ÖZET
İlk basamak tedavi sonrası yapılan florodeoksiglukoz (FDG)-pozitron emisyon tomografi/bilgisayarlı tomografinin (PET/BT) lenfomaların prognozunu öngörmedeki rolünü değerlendirmeyi ve sonuçları, tedavi öncesi yapılan prognostik risk skorlama (PRS) indeksleri ile karşılaştırmayı amaçladık.
Çalışmaya histopatolojik olarak doğrulanmış Hodgkin hastalığı (HH) ve yüksek dereceli non-Hodgkin lenfoma (NHL) tanısı alan ve FDG PET/BT taraması yapılan toplam 103 hasta dahil edildi. Tüm hastalara, birinci basamak tedavinin bitiminden sonra FDG PET/BT görüntüleme yapıldı. Hastalara FDG’nin intravenöz uygulamasından sonra üst uyluktan vertekse kadar tüm vücut PET/BT yapıldı.
Tedavi sonrası FDG PET/BT görüntülemenin duyarlılık, özgüllük, doğruluk, pozitif öngörü değeri (PPV) ve negatif öngörü değeri (NPV), remisyon durumunu öngörmede sırasıyla; %73,6, %91,6, %88 %66,6 ve %94,0 idi. Tedavi öncesi klinik risk skorlaması için bu değerler sırasıyla %63,0, %62,0, %62,0, %27 ve %88 olarak hesaplandı (p<0,001). Birinci basamak tedavisinin bitiminden sonra PET taraması pozitif olan hastalar arasında, yalnızca tek lenf nodu istasyonu tutulumu olanların %71,4’ü remisyonda kalırken, birden fazla lenf nodu istasyonu tutulumu veya ekstranodal hastalığı olan hastalarda remisyonda kalma oranı sırasıyla %12,5 ve %16,7 olarak hesaplandı (p<0,05).

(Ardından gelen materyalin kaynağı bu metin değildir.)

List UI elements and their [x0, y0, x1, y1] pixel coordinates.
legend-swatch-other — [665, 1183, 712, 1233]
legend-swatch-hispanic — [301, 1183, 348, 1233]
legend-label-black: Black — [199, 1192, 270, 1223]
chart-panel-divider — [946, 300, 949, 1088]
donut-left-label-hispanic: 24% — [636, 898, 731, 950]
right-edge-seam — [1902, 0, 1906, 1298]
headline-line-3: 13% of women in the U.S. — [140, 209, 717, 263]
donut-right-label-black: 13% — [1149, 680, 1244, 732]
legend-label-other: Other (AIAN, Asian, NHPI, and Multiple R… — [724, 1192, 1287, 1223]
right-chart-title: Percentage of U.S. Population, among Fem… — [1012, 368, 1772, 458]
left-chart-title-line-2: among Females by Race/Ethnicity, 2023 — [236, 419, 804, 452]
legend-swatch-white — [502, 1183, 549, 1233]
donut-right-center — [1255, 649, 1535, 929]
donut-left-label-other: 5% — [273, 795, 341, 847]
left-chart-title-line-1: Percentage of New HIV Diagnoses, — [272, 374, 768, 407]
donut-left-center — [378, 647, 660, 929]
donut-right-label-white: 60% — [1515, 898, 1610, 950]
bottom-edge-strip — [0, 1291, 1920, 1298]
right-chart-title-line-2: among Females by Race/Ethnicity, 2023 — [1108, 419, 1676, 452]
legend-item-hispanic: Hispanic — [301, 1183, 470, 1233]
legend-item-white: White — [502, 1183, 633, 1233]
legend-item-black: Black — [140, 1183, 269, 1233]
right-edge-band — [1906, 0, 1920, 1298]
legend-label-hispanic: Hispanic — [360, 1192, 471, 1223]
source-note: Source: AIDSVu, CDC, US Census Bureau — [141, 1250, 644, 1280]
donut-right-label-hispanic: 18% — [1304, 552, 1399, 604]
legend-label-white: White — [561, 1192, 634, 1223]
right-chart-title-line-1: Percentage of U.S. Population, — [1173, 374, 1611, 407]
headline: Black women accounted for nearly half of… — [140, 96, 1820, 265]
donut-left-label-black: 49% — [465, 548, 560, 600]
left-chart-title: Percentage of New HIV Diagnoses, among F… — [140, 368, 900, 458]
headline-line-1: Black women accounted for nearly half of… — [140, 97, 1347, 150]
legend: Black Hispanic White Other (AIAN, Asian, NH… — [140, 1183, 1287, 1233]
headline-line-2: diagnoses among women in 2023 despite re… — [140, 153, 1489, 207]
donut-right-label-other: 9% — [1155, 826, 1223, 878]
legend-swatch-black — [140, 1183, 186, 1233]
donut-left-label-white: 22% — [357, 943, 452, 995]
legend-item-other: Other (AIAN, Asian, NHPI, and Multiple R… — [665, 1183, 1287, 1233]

Sonuç olarak, birinci basamak tedaviden sonra gerçekleştirilen FDG PET’nin, HH ve NHL’nin prognozunu öngörmede klinik PRS sistemlerinden daha üstün olduğunu bulduk. Yüksek NPV nedeniyle, remisyonda kalacak hastaları tahmin etmede daha başarılı olsa da, FDG PET/BT görüntülemenin yanlış pozitif sonuçlardan dolayı PPV daha düşüktür. Bununla birlikte, tedavi sonrası PET/BT taramasında multinodal lenfatik tutulumu olan ve/veya ekstranodal tutulumu olan hastalarda, tek lenf nodu tutulumu olanlara göre rekürrens olasılığının daha yüksek olduğu görüldü.